MADRID – The legendary State Academic Orchestra of Kazakhstan, Kurmangazy, presented in Madrid on Friday its repertoire of Kazakh folk music and classical tunes at a concert held at the National Music Auditorium as part of the group’s “Melodies of the Great Steppe” tour.
Kazakhstan celebrates its Independence on Dec. 16 and the concert, which received support from Spain’s Ministry of Culture and Sport, aspired to use music as an instrument to strengthen the cultural links between the two countries, the orchestra’s director told EFE.
Director Daueshov Nurkissa said it was the orchestra’s first ever performance in Spain and he was “very happy to make Kazakh culture known here through music.”
He stressed that the most important part of any musical project abroad was “to strengthen the friendly relationship between two countries, between two peoples.”

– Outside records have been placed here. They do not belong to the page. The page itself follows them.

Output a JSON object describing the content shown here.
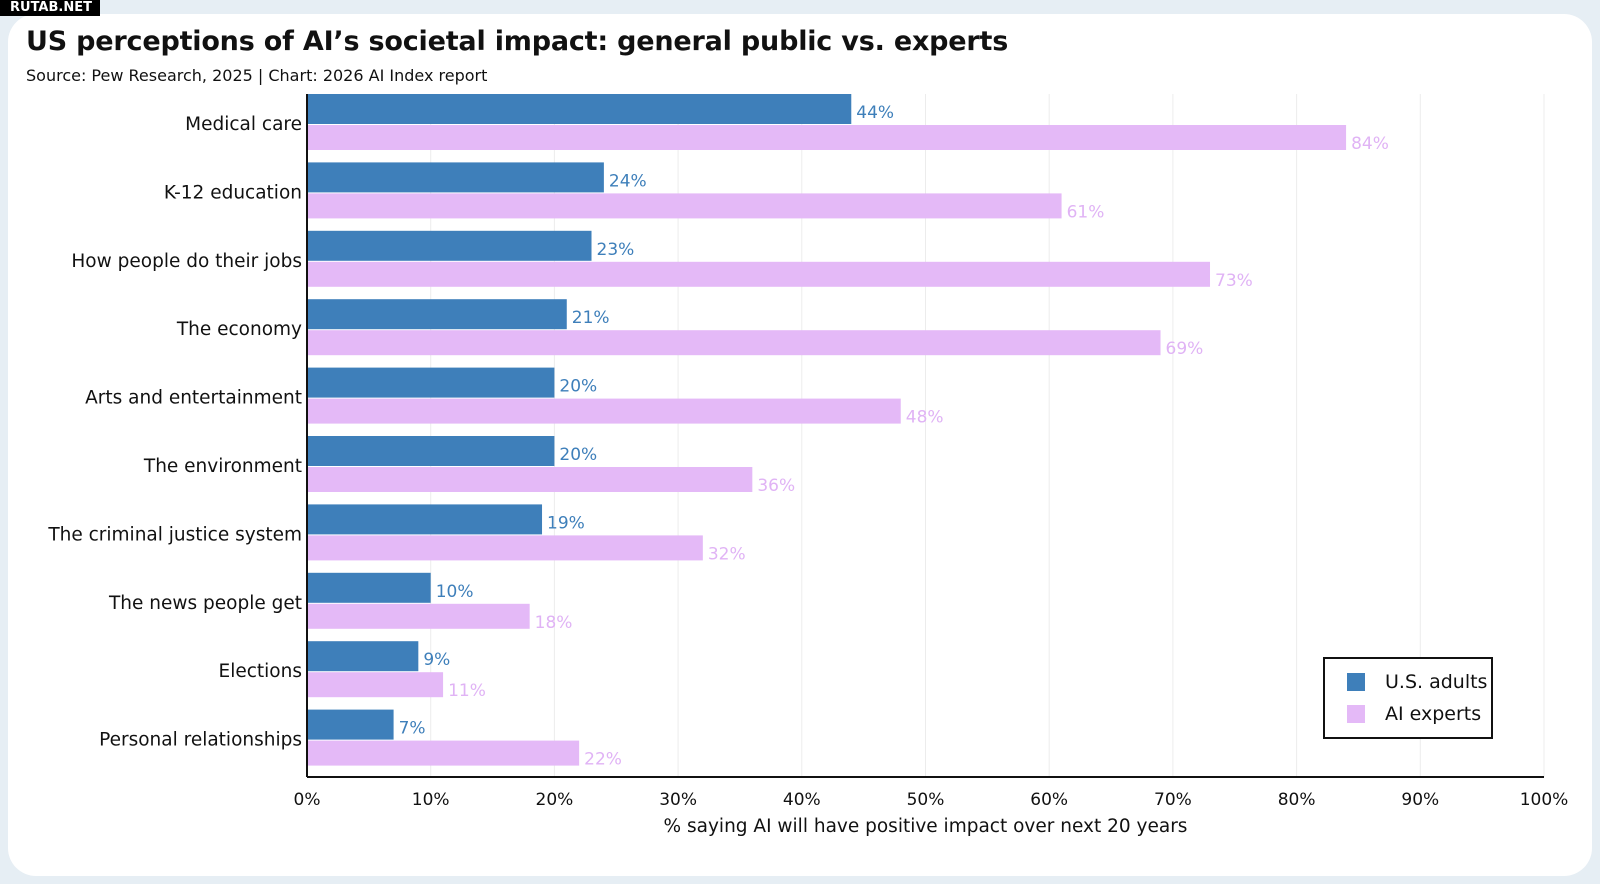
{
  "watermark": "RUTAB.NET",
  "colors": {
    "us_adults": "#3e7fba",
    "ai_experts": "#e4b9f7",
    "us_adults_label": "#3e7fba",
    "ai_experts_label": "#e0b3f5"
  },
  "chart_data": {
    "type": "bar",
    "orientation": "horizontal",
    "title": "US perceptions of AI’s societal impact: general public vs. experts",
    "subtitle": "Source: Pew Research, 2025 | Chart: 2026 AI Index report",
    "categories": [
      "Medical care",
      "K-12 education",
      "How people do their jobs",
      "The economy",
      "Arts and entertainment",
      "The environment",
      "The criminal justice system",
      "The news people get",
      "Elections",
      "Personal relationships"
    ],
    "series": [
      {
        "name": "U.S. adults",
        "values": [
          44,
          24,
          23,
          21,
          20,
          20,
          19,
          10,
          9,
          7
        ]
      },
      {
        "name": "AI experts",
        "values": [
          84,
          61,
          73,
          69,
          48,
          36,
          32,
          18,
          11,
          22
        ]
      }
    ],
    "data_label_suffix": "%",
    "xlabel": "% saying AI will have positive impact over next 20 years",
    "ylabel": "",
    "xlim": [
      0,
      100
    ],
    "xticks": [
      "0%",
      "10%",
      "20%",
      "30%",
      "40%",
      "50%",
      "60%",
      "70%",
      "80%",
      "90%",
      "100%"
    ],
    "grid": true,
    "legend_position": "bottom-right"
  }
}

The orchestra, established in 1934, treated the public to traditional tunes from the Great Steppe performed with Kazakh folk instruments.
“The State Academic Orchestra of Kazakhstan has a history of eighty years,” during which it has performed “its musical notes on stages in more than eighty countries of the world,” Nurkissa said.
Wearing typical Kazakh dress, the musicians performed a program that included works by Kazakh and international composers like Kurmangazy, who gives his name to the band, Latif Hamidi, George Bizet, Manuel de Falla and Johann Strauss.
With the piece Kuy “Conil Ashar” the orchestra put the first notes to a recital in which nineteen compositions were played during more than ninety minutes.
The recital was an extension of the government of Kazakh President Nursultan Nazarbayev’s program “The Course Towards the Future: Modernization of Kazakhstan’s Identity.”
The orchestra performed in 2017 the concert program “Melodies of the Great Steppe” at UNESCO headquarters in Paris, in the Republic of Bulgaria and in Uzbekistan.